„Beim Hörndlwald ist erst ein Etappenziel erreicht!“

Zum Interview über aktuelle Themen traf das WIENER BEZIRKSBLATT die Hietzinger Bezirksvorsteherin Silke Kobald.

WBB: Erfreut über den Rückzug von „Pro Mente“ im Hörndlwald?

Kobald: Ja, ein schöner ­Erfolg, aber erst ein Etappenziel. Ich möchte, dass das Grünparadies fix zu einem Wald- und Wiesenschutz­gebiet erklärt wird.

Was auch der Meinung vieler Anrainer entspricht.

Ja, in der Nachkriegszeit war die Situation mit dem Afritsch­heim anders. Heute müssen wir mehr auf die Umwelt­ressourcen achten.

Zum Parkpickerl: Nach dem Nein der Hietzinger ist das Thema erledigt?

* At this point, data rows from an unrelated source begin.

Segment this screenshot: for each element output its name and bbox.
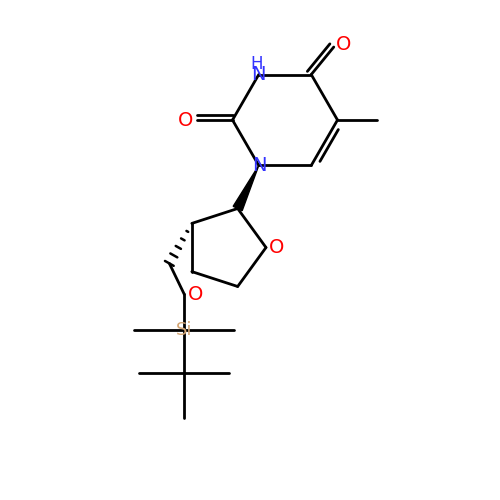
Text: N: N [252,65,266,84]
Text: O: O [336,35,351,54]
Text: O: O [178,110,193,130]
Text: N: N [252,156,267,175]
Text: O: O [188,285,203,304]
Text: Si: Si [176,322,192,340]
Text: H: H [250,54,262,72]
Polygon shape [233,166,259,210]
Text: O: O [270,238,284,257]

Die Tür war weit offen, die Bürger haben entschieden. Was bleibt ist die Forderung an die Stadt, mit dem Fleckerlteppich aufzu­hören und ein einheitliches ­Modell für ganz Wien zu schaffen.

Was gibt es in der Causa Küniglberg denn Neues?

Die Gespräche sind ins Stocken geraten, der ORF ist am Zug. Klar ist: Wenn zugebaut wird, muss der ORF für vernünftige Parkplätze sorgen. Man kann ja nicht sagen, dass alle Mitarbeiter dann mit dem Rad fahren sollen. Und auch auf die Wiener Linien würde ich mich hier nicht verlassen.

Wobei die Routen-Änderungen der Linien 10 und 60 doch sinnvoll waren.

Es ist richtig, dass dadurch die Kennedybrücke entlastet werden konnte.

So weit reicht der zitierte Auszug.